In hushed tones, along the corridors of the Batasan building, people speak of something potentially explosive. The SAROs issued by the Department of Budget to reward legislators for their good work on the RH Bill and the Corona impeachment, using money from the Disbursement Acceleration Program (DAP), supposedly specified the NGOs linked to Janet Napoles as executors of the projects.
One congressman is reportedly trying to book time on the podium to deliver a privilege speech on the matter. The speech will ask Budget Secretary Butch Abad to make public all the SAROs released using DAP funds.
There is another method for prying into the files of the DBM to make these documents public. A Supreme Court justice may issue a subpoena for these documents. There are, after all, several petitions brought to the High Court questioning the constitutionality of the DAP.
If the information circulating about SAROs specifying the Napoles NGOs as channels for DAP funds is baseless, there is one simple thing for the DBM to do to quell all rumors circulating. The DBM simply has to make public the subject documents.
The DBM has been extremely secretive lately. Documents regarding fund disbursements are hard to acquire. The secretiveness can only fuel all sorts of speculation — especially since many pro-administration legislators mentioned in the affidavits of the whistle-blowers have not been charged. The case of Ruffy Biazon is a notable exception, leading to a separate genre of speculation that he was sacrificed by powerful administration players.
Until debunked by the DOJ through release of the subject documents, the circulating rumors about the DAP-linked SAROs could seriously impair the case for DAP’s constitutionality.
As it is, the DAP stands on very shaky grounds. What the DBM calls “savings” are actually funds from discontinued projects. That is clearly misidentification. Allocations for discontinued projects should revert to the general fund, to be allocated at a later time by Congress, properly exercising its power over the purse.
During the first round of oral arguments before the High Court, several justices asked for documentation regarding this questionable spending program. Government lawyers produced none.
The most basic infirmity of the DAP, apart from there being no document authorizing it, is the fact that a still undisclosed amount was farmed out to legislators for them to spend on whatever they fancy. That clearly establishes this “program” as the President’s pork barrel, disbursed entirely on his discretion.

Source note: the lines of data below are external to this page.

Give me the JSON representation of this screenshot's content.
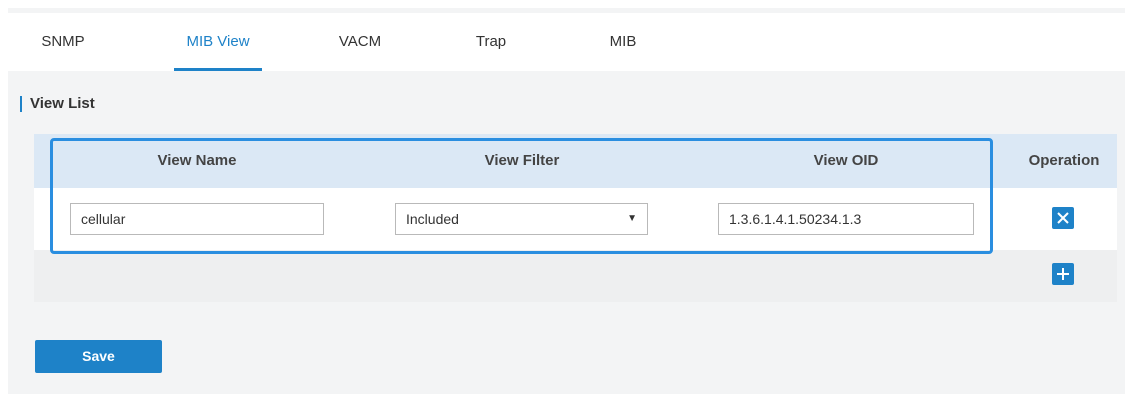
{
  "tabs": [
    {
      "label": "SNMP",
      "active": false
    },
    {
      "label": "MIB View",
      "active": true
    },
    {
      "label": "VACM",
      "active": false
    },
    {
      "label": "Trap",
      "active": false
    },
    {
      "label": "MIB",
      "active": false
    }
  ],
  "section": {
    "title": "View List"
  },
  "table": {
    "headers": {
      "view_name": "View Name",
      "view_filter": "View Filter",
      "view_oid": "View OID",
      "operation": "Operation"
    },
    "rows": [
      {
        "view_name": "cellular",
        "view_filter": "Included",
        "view_oid": "1.3.6.1.4.1.50234.1.3"
      }
    ]
  },
  "buttons": {
    "save": "Save"
  },
  "icons": {
    "delete": "close-icon",
    "add": "plus-icon",
    "select_arrow": "caret-down-icon"
  },
  "colors": {
    "accent": "#1e82c8",
    "highlight_border": "#2a8ee0",
    "table_header_bg": "#dbe8f5"
  }
}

In the case of the additional allotments given to senators and congressmen for their good work in passing administration measures and undermining the separation of powers by impeaching the Chief Justice, money from fictional “savings” transforms into outright pork. What legal alchemy makes this possible?
If, indeed, SAROs were issued specifying end users of these funds, this should be the last nail on the coffin for DAP.
This potentially explosive evidence not only establishes DAP as pork, pure and simple, it will also establish this administration as a criminal collusion, using the pork barrel of legislators as channels for orchestrated corruption.
Lump sum
I heard this first from Sen. Franklin Drilon: the remaining portion of the PDAF (aborted by the Supreme Court’s celebrated ruling) are funds available for other uses. Those presumably existing funds may therefore be redirected, by means of a supplemental budget measure, to such other uses like a “calamity fund.”
Surely, we need more money to deal with the devastation wrought by severe weather. We ought not, however, presume that the unspent PDAF allocation are “available funds.” They are merely allocations, not necessarily cash. Why, for instance, are legislators who do not toe the administration line, condemned to enjoy their pork “subject to availability of funds”?
At any rate, Congress does seem to be in a hurry to realign the unspent PDAF allocations into another lump sum, a “calamity fund” without specific line items. This, too, could be unconstitutional.
Rep. Lito Atienza and a few other independent colleagues are challenging the realignment of PDAF allocations to another (probably legally infirm) lump sum item.
Before he assumed his seat in this Congress, Atienza has long fought the pork barrel. As a member of the Marcos-dominated Batasang Pambansa, he and retired justice Cecilia Munoz-Palma fought the earliest version of what eventually morphed into the PDAF. They won that battle then, the dictatorship notwithstanding.
At the start of this Congress, Atienza delivered a privilege speech assailing the PDAF as illegal and unconstitutional. He was jeered by his colleagues at the House of Representatives — including by the left-wing party-list representatives who enjoyed their pork allocations in the previous Congress. The Supreme Court validated his decades-long crusade against the pork barrel system.
Today, in the wake of the High Court ruling, that crusade against pork barrel politics takes the form of battling all lump-sum appropriations. Such appropriations could well be pork in disguise.
At the risk of appearing jaded, denying additional funding for the victims of calamity, Atienza and his motley alliance are standing up to force the majority to work harder and itemize the supplemental budget. It is the principle of narrowing the margin of discretion over public funds that is the point of it all.
PDAF, by any other name, is still pork. Loosely defined lump sums are potentially pork. If this administration could fabricate “savings,” it could manufacture pork.
It is not enough to trust men who loudly proclaim they do not steal. We must ensure procedures for spending public money are such that they cannot even if they wanted to.